Dès son entrée au ministère de l'Ecologie, Ségolène Royal a annoncé qu'elle souhaitait une "remise à plat" de l'écotaxe en France. La commission parlementaire sur le développement durable de l'Assemblée Nationale qui rend aujourd'hui un rapport désavoue la ministre.
La mission d'information propose de l'aménager mais pas de l'abandonner et juge "désastreux" un éventuel abandon de la taxe poids-lourds. Le dispositif a été suspendu par le gouvernement après une vague de manifestations notamment en Bretagne mais aussi en Poitou-Charentes. Les parlementaires propose non pas de l'abandonner mais de l'aménager, notamment par l'instauration d'une franchise kilométrique et en le renommant "éco-redevance poids lourds".Le dispositif doit être conservé, mais aménagé pour moins pénaliser les entreprises du secteur du transport, et être mieux accepté, plaide la mission d'information dans son rapport publié mercredi.
La mission, qui travaille depuis novembre dernier sous la présidence du député (PS) Jean-Paul Chanteguet, a formulé 13 propositions pour faire évoluer le dispositif.
Elle a également écarté plusieurs solutions, dont celle évoquée par la ministre de l'Écologie Ségolène Royal, de mettre à contribution les sociétés d'autoroutes.
Un péage plutôt qu'une taxe et un changement de nom
Ainsi, l'écotaxe devrait être renommée "éco-redevance poids lourds", car il s'agit d'un péage plus que d'une taxe. Prélevée sur les camions qui empruntent certaines routes, elle sera affectée à leur entretien, et au financement de projets d'infrastructures ferroviaires ou fluviales, ou de transports en commun.Ce changement de nom doit permettre une meilleure acceptation d'un dispositif destiné, à terme, à favoriser le report vers le ferroviaire ou le fluvial, ou éviter que des camions ne circulent en étant partiellement vides.
Une franchise kilométrique de 400 km par mois et des exonérations
La principale mesure du rapport est l'instauration d'une franchise kilométrique, qui permettrait aux poids lourds effectuant des trajets courts de ne pas être pénalisés par ce système. Une franchise de 400 kilomètres par mois pourrait être accordée aux transporteurs ne faisant que des trajets de proximité.La mission s'oppose également à la proposition de Ségolène Royal de taxer uniquement les routiers étrangers en expliquant qu'elle est en contradiction avec le droit européen.
Des exonérations sont par ailleurs imaginées pour certains types de poids lourds.
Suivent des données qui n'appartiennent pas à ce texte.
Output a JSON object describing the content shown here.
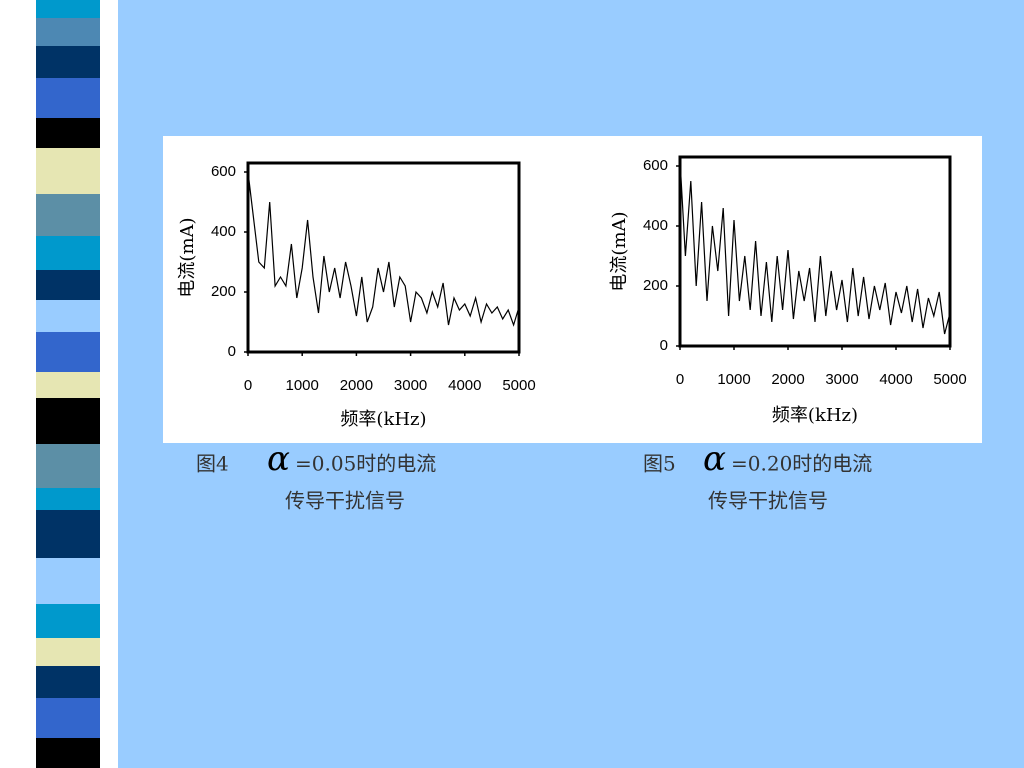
{
  "chart_data": [
    {
      "type": "line",
      "y_label": "电流(mA)",
      "x_label": "频率(kHz)",
      "figure_label": "图4",
      "symbol": "α",
      "caption": "=0.05时的电流",
      "caption2": "传导干扰信号",
      "color": "#000000",
      "x": [
        0,
        100,
        200,
        300,
        400,
        500,
        600,
        700,
        800,
        900,
        1000,
        1100,
        1200,
        1300,
        1400,
        1500,
        1600,
        1700,
        1800,
        1900,
        2000,
        2100,
        2200,
        2300,
        2400,
        2500,
        2600,
        2700,
        2800,
        2900,
        3000,
        3100,
        3200,
        3300,
        3400,
        3500,
        3600,
        3700,
        3800,
        3900,
        4000,
        4100,
        4200,
        4300,
        4400,
        4500,
        4600,
        4700,
        4800,
        4900,
        5000
      ],
      "values": [
        600,
        450,
        300,
        280,
        500,
        220,
        250,
        220,
        360,
        180,
        280,
        440,
        250,
        130,
        320,
        200,
        280,
        180,
        300,
        220,
        120,
        250,
        100,
        150,
        280,
        200,
        300,
        150,
        250,
        220,
        100,
        200,
        180,
        130,
        200,
        150,
        230,
        90,
        180,
        140,
        160,
        120,
        180,
        100,
        160,
        130,
        150,
        110,
        140,
        90,
        150
      ],
      "xlim": [
        0,
        5000
      ],
      "ylim": [
        0,
        630
      ],
      "xticks": [
        0,
        1000,
        2000,
        3000,
        4000,
        5000
      ],
      "yticks": [
        0,
        200,
        400,
        600
      ]
    },
    {
      "type": "line",
      "y_label": "电流(mA)",
      "x_label": "频率(kHz)",
      "figure_label": "图5",
      "symbol": "α",
      "caption": "=0.20时的电流",
      "caption2": "传导干扰信号",
      "color": "#000000",
      "x": [
        0,
        100,
        200,
        300,
        400,
        500,
        600,
        700,
        800,
        900,
        1000,
        1100,
        1200,
        1300,
        1400,
        1500,
        1600,
        1700,
        1800,
        1900,
        2000,
        2100,
        2200,
        2300,
        2400,
        2500,
        2600,
        2700,
        2800,
        2900,
        3000,
        3100,
        3200,
        3300,
        3400,
        3500,
        3600,
        3700,
        3800,
        3900,
        4000,
        4100,
        4200,
        4300,
        4400,
        4500,
        4600,
        4700,
        4800,
        4900,
        5000
      ],
      "values": [
        620,
        300,
        550,
        200,
        480,
        150,
        400,
        250,
        460,
        100,
        420,
        150,
        300,
        120,
        350,
        100,
        280,
        80,
        300,
        120,
        320,
        90,
        250,
        150,
        260,
        80,
        300,
        100,
        250,
        120,
        220,
        80,
        260,
        100,
        230,
        90,
        200,
        120,
        210,
        70,
        180,
        110,
        200,
        80,
        190,
        60,
        160,
        100,
        180,
        40,
        110
      ],
      "xlim": [
        0,
        5000
      ],
      "ylim": [
        0,
        630
      ],
      "xticks": [
        0,
        1000,
        2000,
        3000,
        4000,
        5000
      ],
      "yticks": [
        0,
        200,
        400,
        600
      ]
    }
  ]
}
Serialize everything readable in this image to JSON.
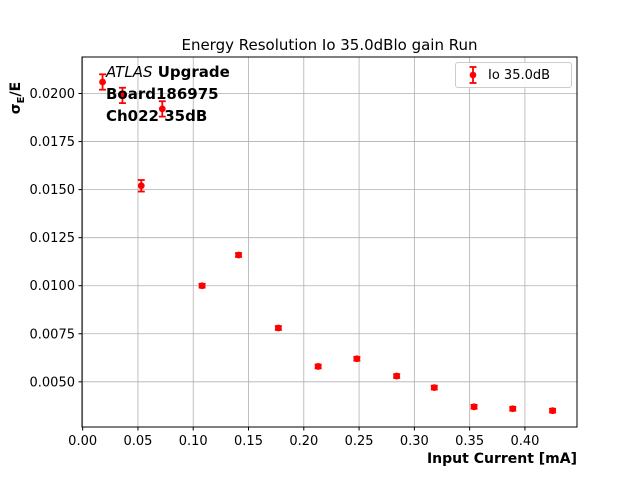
{
  "figure": {
    "title": "Energy Resolution Io 35.0dBlo gain Run",
    "xlabel": "Input Current [mA]",
    "ylabel_sigma": "σ",
    "ylabel_sub": "E",
    "ylabel_rest": "/E",
    "annotation": {
      "experiment": "ATLAS",
      "experiment_suffix": "Upgrade",
      "board": "Board186975",
      "channel": "Ch022 35dB"
    },
    "legend": {
      "label": "Io 35.0dB",
      "marker_color": "#ff0000"
    }
  },
  "chart_data": {
    "type": "scatter",
    "title": "Energy Resolution Io 35.0dBlo gain Run",
    "xlabel": "Input Current [mA]",
    "ylabel": "σ_E/E",
    "grid": true,
    "grid_color": "#b0b0b0",
    "legend_position": "upper right",
    "xlim": [
      -0.0006,
      0.4471
    ],
    "ylim": [
      0.00265,
      0.0219
    ],
    "xticks": [
      0.0,
      0.05,
      0.1,
      0.15,
      0.2,
      0.25,
      0.3,
      0.35,
      0.4
    ],
    "xtick_labels": [
      "0.00",
      "0.05",
      "0.10",
      "0.15",
      "0.20",
      "0.25",
      "0.30",
      "0.35",
      "0.40"
    ],
    "yticks": [
      0.005,
      0.0075,
      0.01,
      0.0125,
      0.015,
      0.0175,
      0.02
    ],
    "ytick_labels": [
      "0.0050",
      "0.0075",
      "0.0100",
      "0.0125",
      "0.0150",
      "0.0175",
      "0.0200"
    ],
    "series": [
      {
        "name": "Io 35.0dB",
        "color": "#ff0000",
        "marker": "circle",
        "x": [
          0.018,
          0.036,
          0.053,
          0.072,
          0.108,
          0.141,
          0.177,
          0.213,
          0.248,
          0.284,
          0.318,
          0.354,
          0.389,
          0.425
        ],
        "y": [
          0.0206,
          0.0199,
          0.0152,
          0.0192,
          0.01,
          0.0116,
          0.0078,
          0.0058,
          0.0062,
          0.0053,
          0.0047,
          0.0037,
          0.0036,
          0.0035
        ],
        "yerr": [
          0.0004,
          0.0004,
          0.0003,
          0.0004,
          0.0001,
          0.0001,
          0.0001,
          0.0001,
          0.0001,
          0.0001,
          0.0001,
          0.0001,
          0.0001,
          0.0001
        ]
      }
    ]
  }
}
Les exonérations prévues dans le précédent système, comme les véhicules de collecte de lait, sont conservées dans ce rapport, de même que les abattements tarifaires prévus pour les régions périphériques, et notamment la Bretagne, terre de la révolte des "Bonnets Rouges". En revanche selon nos confrères de RTL, l'idée d'exonérer certaines régions au-delà des 50% de décote déjà accordés à la Bretagne serait abandonnée.
Parmi les propositions du rapport, figure également la création d'un fonds destiné à la modernisation du parc de poids lourds.
Un contrat trop coûteux à abandonner
Par ailleurs, le contrat avec la société Ecomouv' - chargée de la mise en place du système et de la collecte - qui est l'objet d'une commission d'enquête menée au Sénat, serait maintenu, car, en tout état de cause, beaucoup trop coûteux pour l'Etat à abandonner.Les députés proposeraient de commencer la mise en place de "l'éco-redevance" par une simulation, "une marche à blanc" de quelques mois destinée à tester le système, sans que les montants calculés ne soient facturés. L'éco-redevance pourrait ainsi commencer au 1er janvier.
Ségolène Royal toujours opposée à l'écotaxe
Interrogée le 30 avril par cette mission d'information, Ségolène Royal avait indiqué "qu'au mois de juin, les choses se feront". La ministre de l'écologie avait affirmé en avril devant les députés qu'elle attendrait les résultats du rapport pour prendre des décisions sur l'écotaxe, une redevance qui devait rapporter plus de 800 millions d'euros par an à l'Etat.«La commission part du principe que l'écotaxe va être appliquée. Moi, je pense le contraire», déclare Ségolène Royal dans une interview à Paris Match à paraître jeudi. "Rien ne ne me parait aller de soi dans cette affaire. Ni le contrat signé avec Ecomouv qui, je le rappelle, date du gouvernement Fillon. Ni le but poursuivi. Le mot même d'écotaxe est pour moi condamné".
Ce mercredi à la sortie du conseil des ministres, Ségolène Royal est revenu sur ce dossier en déclarant "le gouvernement va regarder l'ensemble des propositions et prendra une décision courant juin sans doute".